Random Musings 10-22-2009

     

  Bloom County fans take note. IDW is releasing the entire run of that great 1980s newspaper strip in five volumes through its “Library of American Comics” imprint. Volume 1 of Bloom County the Complete Library was published earlier this month, and collects strips from 1980 to 1982.

        Again, these five volumes will include every Bloom County strip, including many never before reproduced in earlier collections.

     Written and drawn by Berkeley Breathed, Bloom County ran from Dec. 8, 1980 to Aug. 6, 1989 and earned Breathed a Pulitzer in editorial cartooning in 1987.

     It was a great strip, with Breathed, through his characters, addressing (and sometimes skewering) politics, religion, the media, and popular culture. Bloom County was also one of those strips that become cultural touchstones, both reflecting and being a part of the times in which they appeared.

     A reading of vol. 1 of Bloom County the Complete Library reveals it took Breathed a while to introduce the familiar cast of characters, a mixture of precocious children, adults and talking animals who live in a small community. As he himself admitted in a side note to the Dec. 12, 1980 strip, he had no idea at that point what  Bloom County would be about, having not read any comic strip but Doonsebury. In fact, his early work shows influences from that strip, has Breathed himself has admitted.

     The earliest of the familiar cast, 10-year-old reporter Milo Bloom, was introduced Dec. 11, 1980. Mike Binkley, Milo’s neurotic best friend, was introduced on May 12, 1981. In a note adjacent to that day’s strip, Breathed observed that Bloom County was starting to come into focus.

     Steve Dallas, the frat-boy lawyer and carry over from Breathed’s college strip, Academia Waltz, first appeared on May 20, 1981.

     But the true heart and soul of Bloom County was Opus the penguin, accurately described in the first Bloom County collection, Loose Tails, as “gentle, but opinionated.” And it took Opus (who would work in various capacities at the local paper; and as Steve Dallas’ legal secretary; play tuba in a heavy metal band; serve as two time vice presidential candidate for the “Meadow Party” (with the occasionally dead Bill the Cat as his running mate); and would go on to feature in Breathed’s later Sunday-only strip, Outland, and star in the Sunday-only Opus) a while to show up. An unnamed penguin, whom Binkley mistook for a German Shepherd, appeared June 26, 1981. The penguin appeared in three more strips between then and July 3, only to disappear until Jan. 18, 1982, still unnamed.

     According to Breathed, the strip found its voice, tone and POV on Jan. 28, 1982 when Opus ordered a herring burger with heavy mayo at a fast food restaurant.

     But it was a week later that Opus was first identified by name, during a sequence that parodied the 1925 Scopes trial in Tennessee. Milo had been doing a school report on the evolution of the penguin and it turned out a new state law had been passed about teaching penguin evolution without alternate theories.

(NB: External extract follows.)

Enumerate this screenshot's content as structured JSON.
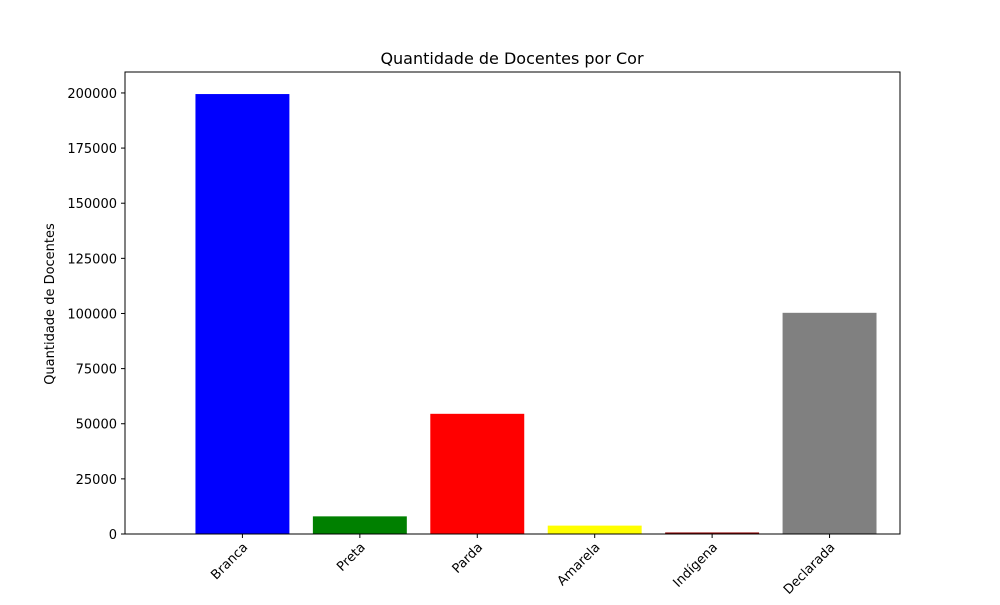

     Beyond detailing how Bloom County evolved and Breathed found the strip’s voice, Bloom County the Complete Library also features slightly different versions of strips that appeared in earlier collections. To give one example, in the Jan. 16, 1981 strip, Major Bloom (Milo’s grandfather), after beating some cockroaches with a bowl, refers to them as “filthy little subversives.” In an earlier collection, Bloom County Babylon, he simply says “ha!”

     At first glance it might seem that the strips in Bloom County the Complete Library are what Breathed originally intended and the those in Bloom County Babylon and other collections are what appeared in newspapers. Except the differences in the Aug. 3, 1981 strip suggests what appears in Bloom County the Complete Library was what appeared in newspapers, while the version in the earlier Bloom County Babylon reflects Breathed’s original intent.

     The strip in question features schoolteacher Bobbi Harlow being visited by her parents. Her mother finds a bottle of FlintstonesTM vitamins, and exclaims, “oh God… birth control pills!” in Bloom County Babylon and “oh, my. Pills!” in Bloom County the Complete Library.

     While I wish it were clear whether the strips in this collection are the ones that appeared in newspapers, what Breathed originally intended to appear, or a mix, that slight confusion doesn’t distract from the fact that Bloom County the Complete Library is a great addition to any Bloom County fan’s collection. Or, for that matter, to that of anyone who appreciates what a newspaper comic strip can offer.

     Volume 2, which covers 1982-1984 is scheduled for release in April.